One of the biggest problems small contractors have is managing multiple projects at the same time. It is rare to have all the resources you need on every project. Continual changes, complexity of projects, demands from clients and cash flow requirements mean we are constantly forced to do more with less.

Project Management methodologies can be used as a better way to manage multiple projects. If we use program management for the company as a whole, we can deliver more benefits to our clients than if each project were managed in a standalone manner.

Through program management, it is easier to optimize resources and productivity and resolve conflicts between projects that affect our ability to deliver client satisfaction.  This is especially necessary since resource allocation is a key priority to delivering projects on time, on budget and profitably.

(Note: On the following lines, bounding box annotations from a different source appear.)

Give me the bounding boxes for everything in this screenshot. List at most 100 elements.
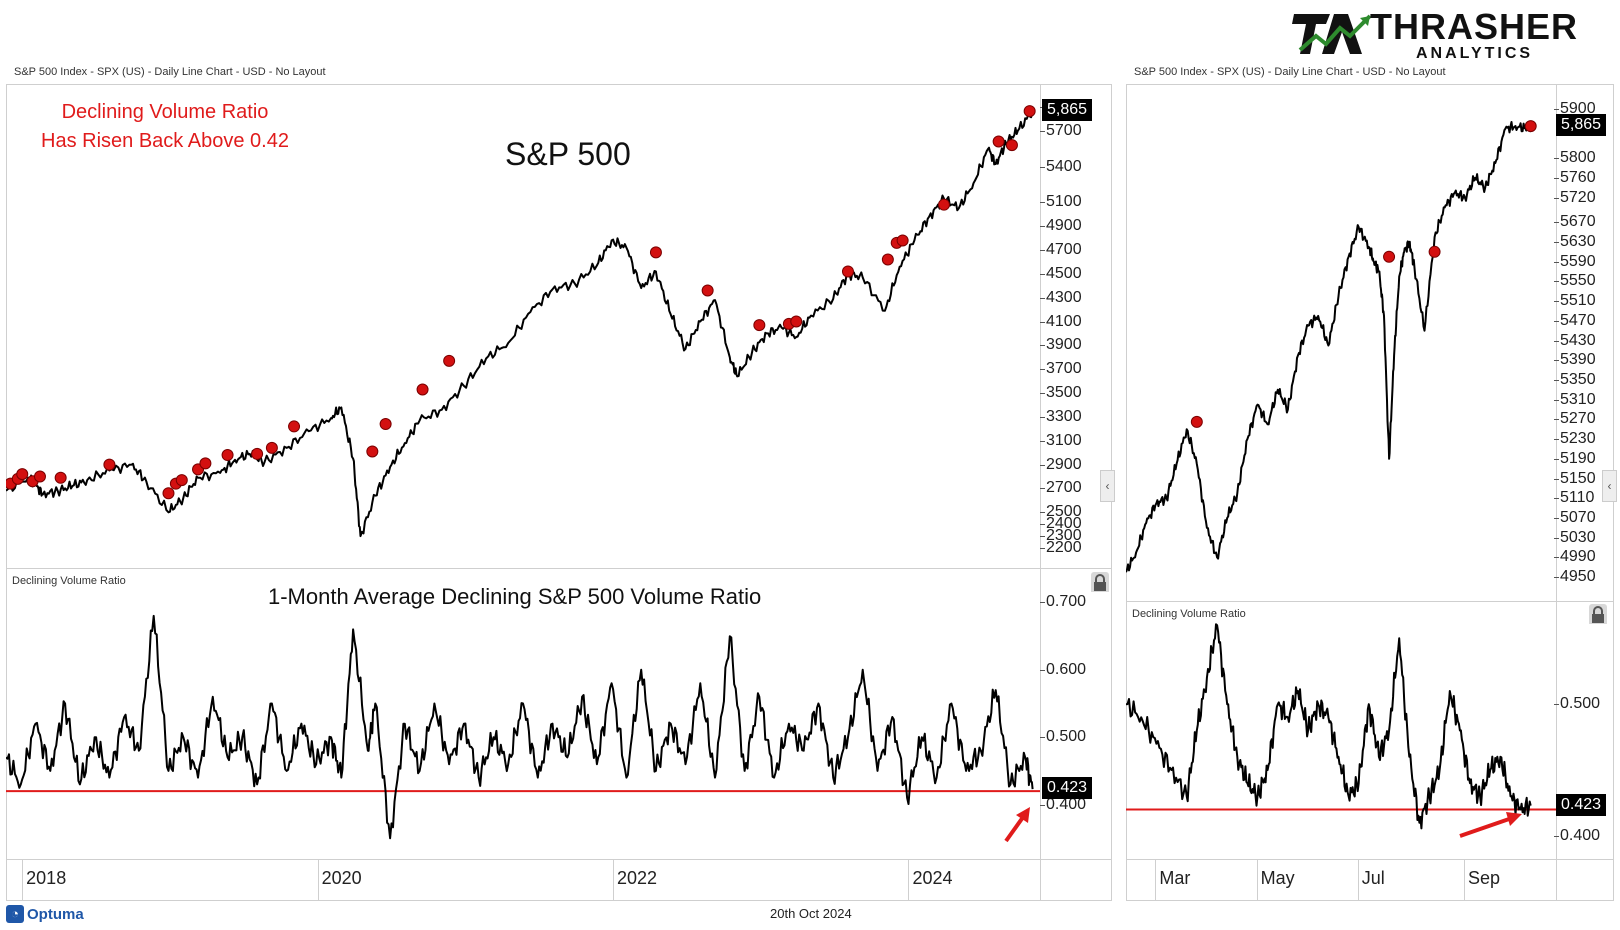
y-tick-label: 0.500: [1046, 728, 1087, 746]
y-tick-label: 5550: [1560, 272, 1596, 290]
signal-marker: [1428, 245, 1441, 258]
brand-logo: THRASHER ANALYTICS TA: [1290, 6, 1590, 62]
series-line: [1126, 623, 1532, 830]
y-tick-mark: [1040, 512, 1045, 514]
logo-letters: TA: [1290, 6, 1291, 7]
y-tick-label: 5630: [1560, 232, 1596, 250]
y-tick-mark: [1554, 835, 1559, 837]
signal-marker: [265, 441, 278, 454]
collapse-handle[interactable]: ‹: [1100, 470, 1115, 502]
y-tick-mark: [1040, 416, 1045, 418]
y-tick-mark: [1554, 537, 1559, 539]
logo-mark-icon: [1292, 14, 1372, 54]
y-tick-mark: [1040, 321, 1045, 323]
y-tick-label: 4900: [1046, 217, 1082, 235]
right-chart-panel: [1126, 84, 1614, 901]
y-tick-label: 3100: [1046, 431, 1082, 449]
y-tick-label: 5800: [1560, 149, 1596, 167]
x-tick-mark: [1256, 859, 1258, 901]
y-tick-label: 0.600: [1046, 660, 1087, 678]
last-value-tag: 5,865: [1042, 99, 1093, 122]
signal-marker: [366, 445, 379, 458]
left-chart-header: S&P 500 Index - SPX (US) - Daily Line Ch…: [14, 66, 326, 78]
signal-marker: [1005, 139, 1018, 152]
y-tick-label: 3300: [1046, 407, 1082, 425]
series-line: [1126, 120, 1532, 573]
y-tick-label: 5400: [1046, 157, 1082, 175]
signal-marker: [251, 447, 264, 460]
signal-marker: [16, 468, 29, 481]
y-tick-mark: [1040, 273, 1045, 275]
y-tick-mark: [1040, 464, 1045, 466]
sub-panel-title: 1-Month Average Declining S&P 500 Volume…: [268, 584, 762, 609]
y-tick-label: 5390: [1560, 351, 1596, 369]
signal-marker: [790, 315, 803, 328]
y-tick-label: 0.400: [1046, 795, 1087, 813]
y-tick-label: 4700: [1046, 240, 1082, 258]
y-tick-mark: [1554, 379, 1559, 381]
signal-marker: [162, 487, 175, 500]
y-tick-mark: [1040, 297, 1045, 299]
y-tick-label: 2500: [1046, 503, 1082, 521]
signal-marker: [54, 471, 67, 484]
last-value-tag: 0.423: [1556, 793, 1607, 816]
y-tick-label: 0.700: [1046, 593, 1087, 611]
y-tick-mark: [1554, 557, 1559, 559]
y-tick-label: 3900: [1046, 336, 1082, 354]
y-tick-mark: [1554, 222, 1559, 224]
signal-marker: [103, 458, 116, 471]
y-tick-mark: [1554, 458, 1559, 460]
y-tick-mark: [1040, 345, 1045, 347]
y-tick-mark: [1040, 548, 1045, 550]
signal-marker: [199, 457, 212, 470]
y-tick-mark: [1554, 478, 1559, 480]
y-tick-label: 4100: [1046, 312, 1082, 330]
annotation-line-2: Has Risen Back Above 0.42: [41, 130, 289, 152]
y-tick-mark: [1554, 419, 1559, 421]
last-value-tag: 0.423: [1042, 777, 1093, 800]
sub-panel-label: Declining Volume Ratio: [12, 575, 126, 587]
x-tick-label: May: [1260, 868, 1295, 888]
y-tick-mark: [1040, 369, 1045, 371]
x-tick-label: Mar: [1159, 868, 1191, 888]
y-tick-mark: [1554, 158, 1559, 160]
y-tick-label: 3500: [1046, 384, 1082, 402]
arrow-icon: [1004, 807, 1030, 843]
right-chart-header: S&P 500 Index - SPX (US) - Daily Line Ch…: [1134, 66, 1446, 78]
collapse-handle-right[interactable]: ‹: [1602, 470, 1617, 502]
signal-marker: [443, 354, 456, 367]
signal-marker: [937, 198, 950, 211]
y-tick-mark: [1040, 737, 1045, 739]
y-tick-mark: [1554, 498, 1559, 500]
y-tick-label: 5760: [1560, 168, 1596, 186]
y-tick-mark: [1554, 108, 1559, 110]
y-tick-label: 5900: [1560, 99, 1596, 117]
y-tick-mark: [1554, 241, 1559, 243]
signal-marker: [701, 284, 714, 297]
y-tick-mark: [1040, 524, 1045, 526]
right-sub-panel-label: Declining Volume Ratio: [1132, 608, 1246, 620]
lock-icon[interactable]: [1587, 604, 1607, 624]
y-tick-mark: [1554, 517, 1559, 519]
y-tick-mark: [1040, 804, 1045, 806]
y-tick-label: 2400: [1046, 515, 1082, 533]
last-value-tag: 5,865: [1556, 114, 1607, 137]
y-tick-mark: [1554, 301, 1559, 303]
signal-marker: [753, 319, 766, 332]
y-tick-label: 5670: [1560, 213, 1596, 231]
footer-brand: ◔ Optuma: [6, 904, 84, 924]
x-tick-label: Jul: [1361, 868, 1385, 888]
y-tick-mark: [1040, 393, 1045, 395]
y-tick-label: 5110: [1560, 489, 1595, 507]
y-tick-mark: [1040, 249, 1045, 251]
signal-marker: [992, 135, 1005, 148]
y-tick-mark: [1040, 536, 1045, 538]
y-tick-label: 5030: [1560, 528, 1596, 546]
main-chart-title: S&P 500: [505, 136, 631, 172]
series-line: [6, 614, 1034, 840]
footer-date: 20th Oct 2024: [770, 906, 852, 921]
volume-ratio-zoom-chart: [1126, 623, 1556, 830]
y-tick-mark: [1554, 261, 1559, 263]
lock-icon[interactable]: [1089, 572, 1109, 592]
y-tick-label: 4300: [1046, 288, 1082, 306]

The role of the manager is more challenging than that of the project super. Serving as a program manager, you have a far larger scope and must deal with more diverse stakeholders. The stakeholders are not only your clients; you’re your employees, subcontractors, vendors and financiers. You also must expect and embrace change and use change to your advantage. Your goal is to make sure your project teams complete the assigned work and meet their objectives, but a major issue is how to best leverage resources use across all your projects.

Resource Plan
One approach you can use is to develop a resource plan. This is different from a staffing management plan, as you are looking at all resources—people, tools, facilities, materials and finances.

It has been said that anything worth doing is worth measuring. Therefore, you must track and adapt the use of your company’s resources and monitor resource allocation. This means you need up-to-date information on resource availability to see if one project has underallocated and can be better used on another project. And you may have key trade personnel who are required on several projects. Too often this is done on the fly with no planning or foresight. While it may (or may not) work, it is inefficient and results in lost productivity and increase in overall cost to the company.

Tool Ideas
A tool that is helpful is a Program Management Information System (PMIS). Wow. What is that and can you really think a small contractor will use one? Remember, we are using the tools and techniques of Project Management. This is just a fancy way of saying that you need to develop a SYSTEM that focuses on resource productivity to enable you to quickly identify any resource conflicts that may occur in advance, since projects require different resources at different times. This system collects status and performance needs across all projects to assist you in identifying early any resource issues and evaluate their effect on productivity.

Developing such a system and maintaining it is easier said than done. You don’t want to have so much information that it takes too much time to collect and analyze it. If you do, it will never be used. You want to easily locate the information you need to assist you in leveraging company resources.

The object is to show when a resource may be overused or underused at various time periods to help you determine whether you can adjust your resource plan. Your PMIS can help you decide whether some activities on your program can be delayed until an overcommitted resource can be reassigned to work on another project. If your PMIS is using software, strive to understand how it handles resource allocation so you know the logic that is being used and the process to shift the timing of your program’s activities.

Resource management is a demanding and challenging task but totally essential to achieve your company’s goals and objectives and to make sure deliverables are completed as planned.  You must be proactive and work diligently to manage resource allocation and identify and resolve any conflicts as early as possible.